Magical ring of extreme and potentially world-controlling power.
Crafted by the Nibelung Dwarf Alberich out of the Rhinegold he stole from the Rhinemaidens by runic spell. Alberich was able to learn how to forge it by cursing love. He uses it to take control of the Nibelung. Alberich with the ring can divine gold, and forces the Nibelung to mine it for him. He plans to eventually enslave the world using the ring. If he attacks Valhalla with the ring, he will defeat the Gods. However if it is returned to the Rhinemaidens the curse will be lifted.
The Gods Wotan and Loge take the ring from Alberich, who curses it so that all who do not possess it covet it - often to a violent extent - for themselves. At various times, in the possession of Alberich, Wotan, Fasolt, Fafner, and Siegfried. Wotan sires the Walsungs to recover it and Alberich sires Hagen on Queen Grimhilde. Finally it is returned to the Rhinemaidens by the lover of Siegfried and former Valkyrie Brunnhilde during her immolation on his funeral pyre, though Hagen is drowned by the Rhinemaidens while trying to take it.
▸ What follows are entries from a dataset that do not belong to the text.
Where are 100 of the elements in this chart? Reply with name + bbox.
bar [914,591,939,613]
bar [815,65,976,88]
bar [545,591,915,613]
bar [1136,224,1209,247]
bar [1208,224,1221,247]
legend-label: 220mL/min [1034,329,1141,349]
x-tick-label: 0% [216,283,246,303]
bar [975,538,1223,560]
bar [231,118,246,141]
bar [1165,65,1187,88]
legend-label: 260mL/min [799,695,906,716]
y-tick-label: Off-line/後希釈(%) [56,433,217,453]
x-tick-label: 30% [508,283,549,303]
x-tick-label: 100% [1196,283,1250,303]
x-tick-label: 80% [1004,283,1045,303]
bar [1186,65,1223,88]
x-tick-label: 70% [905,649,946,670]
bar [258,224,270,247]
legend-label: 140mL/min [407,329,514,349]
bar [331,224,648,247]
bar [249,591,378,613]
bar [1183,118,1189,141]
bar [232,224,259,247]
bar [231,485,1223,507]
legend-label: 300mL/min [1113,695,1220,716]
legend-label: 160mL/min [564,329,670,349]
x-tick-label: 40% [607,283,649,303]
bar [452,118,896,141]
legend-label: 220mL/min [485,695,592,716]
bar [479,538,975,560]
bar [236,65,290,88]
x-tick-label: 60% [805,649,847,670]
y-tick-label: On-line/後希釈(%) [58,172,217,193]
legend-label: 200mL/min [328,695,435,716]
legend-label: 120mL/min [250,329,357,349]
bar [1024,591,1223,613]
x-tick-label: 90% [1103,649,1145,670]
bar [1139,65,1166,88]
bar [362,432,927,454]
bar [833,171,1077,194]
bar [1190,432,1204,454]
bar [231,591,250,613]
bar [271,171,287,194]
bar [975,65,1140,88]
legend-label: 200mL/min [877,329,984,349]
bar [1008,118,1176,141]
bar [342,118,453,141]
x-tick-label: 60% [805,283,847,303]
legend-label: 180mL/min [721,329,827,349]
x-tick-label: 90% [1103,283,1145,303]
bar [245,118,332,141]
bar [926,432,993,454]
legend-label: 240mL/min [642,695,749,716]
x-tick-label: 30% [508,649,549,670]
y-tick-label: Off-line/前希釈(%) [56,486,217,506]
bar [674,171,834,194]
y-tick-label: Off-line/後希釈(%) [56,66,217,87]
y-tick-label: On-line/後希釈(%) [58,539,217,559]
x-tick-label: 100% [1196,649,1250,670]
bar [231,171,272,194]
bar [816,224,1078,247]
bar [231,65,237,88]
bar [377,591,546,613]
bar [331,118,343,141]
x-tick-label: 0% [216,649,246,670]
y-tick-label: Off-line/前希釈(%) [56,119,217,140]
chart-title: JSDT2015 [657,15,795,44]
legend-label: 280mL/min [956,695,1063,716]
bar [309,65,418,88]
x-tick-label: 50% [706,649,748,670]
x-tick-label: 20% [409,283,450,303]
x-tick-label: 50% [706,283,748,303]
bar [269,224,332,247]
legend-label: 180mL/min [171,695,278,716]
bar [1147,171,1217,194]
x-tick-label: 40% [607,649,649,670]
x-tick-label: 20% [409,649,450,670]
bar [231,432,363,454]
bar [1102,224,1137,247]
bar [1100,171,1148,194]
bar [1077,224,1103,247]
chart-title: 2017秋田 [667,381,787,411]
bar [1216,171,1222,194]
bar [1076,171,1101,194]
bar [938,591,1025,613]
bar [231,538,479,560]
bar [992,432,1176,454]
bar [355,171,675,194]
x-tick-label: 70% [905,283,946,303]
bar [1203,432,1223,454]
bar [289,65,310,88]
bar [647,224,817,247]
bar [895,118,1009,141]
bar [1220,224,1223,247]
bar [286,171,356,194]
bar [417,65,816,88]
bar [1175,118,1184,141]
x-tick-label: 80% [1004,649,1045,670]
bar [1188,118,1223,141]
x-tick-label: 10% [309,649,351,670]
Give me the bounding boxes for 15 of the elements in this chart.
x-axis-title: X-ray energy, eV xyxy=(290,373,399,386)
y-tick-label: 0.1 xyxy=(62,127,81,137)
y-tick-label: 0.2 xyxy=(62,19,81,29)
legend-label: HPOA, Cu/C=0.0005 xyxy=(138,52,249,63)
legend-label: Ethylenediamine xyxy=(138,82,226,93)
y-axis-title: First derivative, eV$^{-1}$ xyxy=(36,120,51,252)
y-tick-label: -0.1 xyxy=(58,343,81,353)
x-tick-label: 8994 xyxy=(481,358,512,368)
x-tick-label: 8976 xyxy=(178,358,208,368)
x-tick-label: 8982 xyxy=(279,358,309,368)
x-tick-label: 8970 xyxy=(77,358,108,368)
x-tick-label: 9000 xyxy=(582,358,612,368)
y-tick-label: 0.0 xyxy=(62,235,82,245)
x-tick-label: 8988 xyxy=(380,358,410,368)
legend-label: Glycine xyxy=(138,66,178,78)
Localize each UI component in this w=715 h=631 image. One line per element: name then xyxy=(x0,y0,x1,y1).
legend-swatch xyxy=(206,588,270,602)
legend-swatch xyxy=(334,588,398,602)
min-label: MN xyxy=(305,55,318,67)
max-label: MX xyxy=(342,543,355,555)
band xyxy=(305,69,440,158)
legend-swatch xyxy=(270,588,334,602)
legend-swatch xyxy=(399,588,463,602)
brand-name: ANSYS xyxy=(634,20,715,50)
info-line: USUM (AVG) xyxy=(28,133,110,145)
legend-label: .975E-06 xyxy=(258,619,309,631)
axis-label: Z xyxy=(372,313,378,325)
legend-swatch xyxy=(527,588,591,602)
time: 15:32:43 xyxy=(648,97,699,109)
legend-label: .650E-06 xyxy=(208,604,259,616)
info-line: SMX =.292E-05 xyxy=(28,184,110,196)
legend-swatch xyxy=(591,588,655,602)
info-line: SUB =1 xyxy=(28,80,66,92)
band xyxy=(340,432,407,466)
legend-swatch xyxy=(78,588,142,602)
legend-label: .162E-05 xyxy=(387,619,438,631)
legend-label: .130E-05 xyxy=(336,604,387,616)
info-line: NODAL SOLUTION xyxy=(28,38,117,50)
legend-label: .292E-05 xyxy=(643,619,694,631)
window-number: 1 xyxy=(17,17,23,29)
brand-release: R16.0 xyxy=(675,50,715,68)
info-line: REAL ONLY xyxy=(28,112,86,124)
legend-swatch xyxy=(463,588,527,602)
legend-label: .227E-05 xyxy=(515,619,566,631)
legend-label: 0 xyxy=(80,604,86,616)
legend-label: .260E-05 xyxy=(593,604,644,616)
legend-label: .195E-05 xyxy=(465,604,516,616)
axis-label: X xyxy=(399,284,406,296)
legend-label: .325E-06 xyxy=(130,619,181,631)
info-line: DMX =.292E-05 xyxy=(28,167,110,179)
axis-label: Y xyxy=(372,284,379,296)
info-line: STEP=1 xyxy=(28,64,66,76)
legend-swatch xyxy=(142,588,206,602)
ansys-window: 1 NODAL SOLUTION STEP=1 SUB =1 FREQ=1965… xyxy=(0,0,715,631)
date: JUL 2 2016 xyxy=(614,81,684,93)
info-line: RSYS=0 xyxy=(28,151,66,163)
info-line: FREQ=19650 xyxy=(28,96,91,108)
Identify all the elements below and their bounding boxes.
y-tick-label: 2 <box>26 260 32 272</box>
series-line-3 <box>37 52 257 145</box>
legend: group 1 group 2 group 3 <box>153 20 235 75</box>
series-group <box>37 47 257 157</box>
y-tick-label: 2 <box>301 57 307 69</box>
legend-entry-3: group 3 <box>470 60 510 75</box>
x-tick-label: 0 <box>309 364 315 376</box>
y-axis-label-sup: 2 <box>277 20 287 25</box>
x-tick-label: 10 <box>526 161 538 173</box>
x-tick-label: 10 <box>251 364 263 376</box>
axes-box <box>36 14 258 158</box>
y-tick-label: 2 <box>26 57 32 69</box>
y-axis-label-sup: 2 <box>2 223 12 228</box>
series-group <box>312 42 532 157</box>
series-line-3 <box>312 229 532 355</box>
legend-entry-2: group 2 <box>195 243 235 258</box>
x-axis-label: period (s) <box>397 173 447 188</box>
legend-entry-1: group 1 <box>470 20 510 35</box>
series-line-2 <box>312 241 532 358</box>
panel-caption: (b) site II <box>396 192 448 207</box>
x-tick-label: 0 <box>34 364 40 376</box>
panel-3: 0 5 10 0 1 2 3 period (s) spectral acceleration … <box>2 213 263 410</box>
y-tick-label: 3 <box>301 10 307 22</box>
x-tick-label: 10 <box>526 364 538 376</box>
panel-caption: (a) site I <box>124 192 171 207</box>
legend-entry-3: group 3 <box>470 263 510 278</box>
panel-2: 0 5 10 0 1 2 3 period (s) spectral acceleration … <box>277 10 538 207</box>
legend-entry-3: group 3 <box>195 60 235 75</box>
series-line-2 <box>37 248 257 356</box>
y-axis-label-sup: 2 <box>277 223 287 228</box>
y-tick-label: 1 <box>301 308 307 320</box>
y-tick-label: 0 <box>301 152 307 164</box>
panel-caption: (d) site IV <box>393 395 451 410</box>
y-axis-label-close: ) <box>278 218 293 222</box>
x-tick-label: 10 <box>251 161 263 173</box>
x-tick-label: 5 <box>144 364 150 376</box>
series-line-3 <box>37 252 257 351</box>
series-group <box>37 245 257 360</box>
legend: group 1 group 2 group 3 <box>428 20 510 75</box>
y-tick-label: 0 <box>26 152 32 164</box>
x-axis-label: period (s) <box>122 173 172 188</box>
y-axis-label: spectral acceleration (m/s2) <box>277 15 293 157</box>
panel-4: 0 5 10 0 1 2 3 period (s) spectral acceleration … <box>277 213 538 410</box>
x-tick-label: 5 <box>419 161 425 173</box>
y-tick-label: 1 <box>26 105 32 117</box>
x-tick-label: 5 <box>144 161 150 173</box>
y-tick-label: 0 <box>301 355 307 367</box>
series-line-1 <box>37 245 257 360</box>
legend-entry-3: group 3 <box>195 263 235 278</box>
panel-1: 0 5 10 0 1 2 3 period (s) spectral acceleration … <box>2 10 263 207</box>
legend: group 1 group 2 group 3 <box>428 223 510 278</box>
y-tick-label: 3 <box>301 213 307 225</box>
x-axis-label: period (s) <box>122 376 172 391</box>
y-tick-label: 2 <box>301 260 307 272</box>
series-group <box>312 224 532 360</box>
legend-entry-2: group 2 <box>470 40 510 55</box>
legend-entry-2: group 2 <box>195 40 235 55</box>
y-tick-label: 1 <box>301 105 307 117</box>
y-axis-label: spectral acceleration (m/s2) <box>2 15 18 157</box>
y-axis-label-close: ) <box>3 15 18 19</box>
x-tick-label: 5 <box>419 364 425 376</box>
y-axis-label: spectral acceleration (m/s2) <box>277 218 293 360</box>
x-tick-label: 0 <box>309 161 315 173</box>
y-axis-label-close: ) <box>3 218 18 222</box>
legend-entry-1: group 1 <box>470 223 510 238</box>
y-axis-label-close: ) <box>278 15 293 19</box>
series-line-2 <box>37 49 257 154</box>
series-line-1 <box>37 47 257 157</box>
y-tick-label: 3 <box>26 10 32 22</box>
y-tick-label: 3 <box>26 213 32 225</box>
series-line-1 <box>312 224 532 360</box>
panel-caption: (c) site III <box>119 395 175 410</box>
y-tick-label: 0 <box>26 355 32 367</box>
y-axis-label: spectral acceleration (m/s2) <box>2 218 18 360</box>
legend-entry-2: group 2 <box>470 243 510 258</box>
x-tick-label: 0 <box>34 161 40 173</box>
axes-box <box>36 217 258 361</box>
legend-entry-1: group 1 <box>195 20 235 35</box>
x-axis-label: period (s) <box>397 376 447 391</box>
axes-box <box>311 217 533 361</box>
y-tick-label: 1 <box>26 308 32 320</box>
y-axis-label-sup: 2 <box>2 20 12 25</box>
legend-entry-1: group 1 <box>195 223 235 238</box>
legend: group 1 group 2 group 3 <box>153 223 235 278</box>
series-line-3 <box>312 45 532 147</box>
The actual Power of the Ring is ambivalent: the only one who seems to derive any physical power from it is Alberich (who had cursed love) and nobody else seems to derive any power from it: Brunhilde seems to think she can overpower Siegfried (in the guise of Gunther) with its power, but it does not avail her in the slightest. In fact, it could be said that the power of the Ring - not unlike the power of the Curse Alberich puts on it later - is purely the power of suggestion. In this case, the suggestion that the Ring will grant its owner that which they most keenly desire: Fafner, who only cares about his own survival, thinks it will grant him everlasting life. Brunhilde later sees it as the symbol of Siegfried's love.